I just wanted to clarify my point about "sticky" and Relationship Capital (RC). Basically, a culture is the outcome of stabilising a technology (turning an invention into an innovation). The crises involved in forming a culture, create intense RC. The "stickiness" is the resistance to change that innovators experience because innovation involves killing that old technology as it cruises down the S-curve, and the accelerated devaluation of the mutually-held RC in order to introduce a new, replacement technology which will involve new RC creation with strangers. "Trust" is not RC. Trust exists in a relationship where I know that you understand my position on a topic and will represent my interests fairly, if I am out of the room.

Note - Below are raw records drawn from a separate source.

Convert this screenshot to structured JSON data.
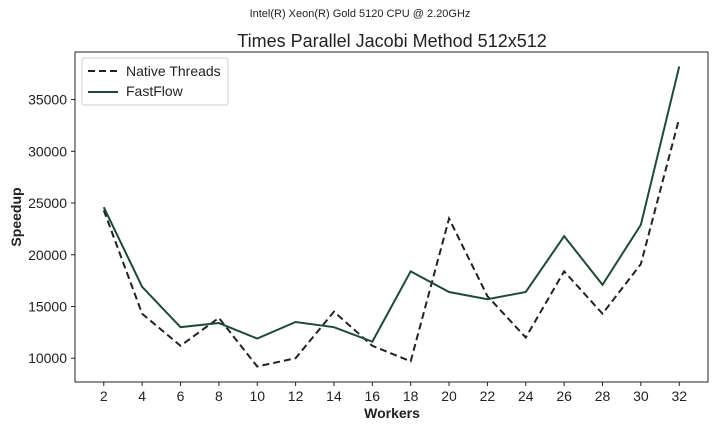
{
  "suptitle": "Intel(R) Xeon(R) Gold 5120 CPU @ 2.20GHz",
  "colors": {
    "native": "#222222",
    "fastflow": "#1f4a35",
    "axes": "#222222"
  },
  "chart_data": {
    "type": "line",
    "title": "Times Parallel Jacobi Method 512x512",
    "xlabel": "Workers",
    "ylabel": "Speedup",
    "x": [
      2,
      4,
      6,
      8,
      10,
      12,
      14,
      16,
      18,
      20,
      22,
      24,
      26,
      28,
      30,
      32
    ],
    "xticks": [
      "2",
      "4",
      "6",
      "8",
      "10",
      "12",
      "14",
      "16",
      "18",
      "20",
      "22",
      "24",
      "26",
      "28",
      "30",
      "32"
    ],
    "yticks": [
      10000,
      15000,
      20000,
      25000,
      30000,
      35000
    ],
    "ytick_labels": [
      "10000",
      "15000",
      "20000",
      "25000",
      "30000",
      "35000"
    ],
    "xlim": [
      0.5,
      33.5
    ],
    "ylim": [
      7700,
      39600
    ],
    "grid": false,
    "legend": "top-left",
    "series": [
      {
        "name": "Native Threads",
        "style": "dashed",
        "values": [
          24300,
          14300,
          11200,
          13900,
          9200,
          10000,
          14500,
          11200,
          9700,
          23500,
          16000,
          12000,
          18400,
          14300,
          19100,
          33200
        ]
      },
      {
        "name": "FastFlow",
        "style": "solid",
        "values": [
          24600,
          16900,
          13000,
          13400,
          11900,
          13500,
          13000,
          11600,
          18400,
          16400,
          15700,
          16400,
          21800,
          17100,
          22900,
          38200
        ]
      }
    ]
  }
}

Thanks, Victor. Nice hearing from you again.

I think the term Relationship Capital is confusing me, so this explanation helps. I was thinking that this was related to the idea of "social capital" or emotional quotient, which I think of as being heavily related to trust. In this description, it is a specific instantiation of the relationships between people. When the underlying business or technology changes, then the value of those relationships change too. And the "sticky" idea is around how strong those relationships are - specifically how strong they are around the change. Is that any closer?

Victor Newman said:

Jack, You got it.

Scheherazade said:

Hi Jack,

All the acronyms are over my head, but this post reminded me of something I've always thought was cool. The Institute for Global Ethics (http://www.globalethics.org/) does consulting with schools and businesses, and a piece of their curriculum included convening the people in the organization and having them identify (and argue about and resolve) their 5 "core moral values" -- then part of the consulting gig was to identify methods and strategies to promote/reward/act consistently with those values.

The part I remember is the Institute's teacher said "We know what they'll identify -- everyone always comes up with the same 5 values, perhaps with slightly different names." But they found that if they walked in and told people that these were the essential 5 core values of their organization, nobody would buy in to the rest of the curriculum.

Funny that a step (identifying the values of the organization) that might turn out to be unnecessary if the expert's expertise is real can be so fundamental to adoption and acceptance.

Excellent connections. What I think of in reading this is the Socratic Method and that people much prefer solutions that they develop themselves, rather than those that are handed to them on a silver platter. Even if they would be the same.

James Grey said:

Good discussion. I'm interested in the concept of relatioships in the context of best practice transfer. We have events where experts are gathered at various plants to delve into the current condition and recommend improvements. Uptake of these is variable and, I think, this has a lot to do with the acceptance of experts critiquing what people at the plant may hold dear.

Any thoughts on techniques or tactics we could use to reduce this effect in a fairly short period of time (one week or so)?
Thanks,
James.

@James
Based on the discussion on the webinar and since then - and based on my own experience - I have two initial thoughts. 1) The experts need to have some level of trust with the plant operators. Without that, the operators are unlikely to talk at any deep level about what is happening in the plants. 2) Letting people (the operators) talk is always a good idea.

I suspect this idea may already be too late for what you are envisioningg. But it can't hurt to suggest: I wonder if the idea of "expert" could be turned on its head here: Have the outside experts bring in examples of problems at other plants; describe them in terms that the operators will understand; and ask the operators how they would solve these problems. Maybe with some good facilitation the "best practices" that already exist could be improved upon. Only toward the end of the discussion would it be worthwhile talking about the local situation.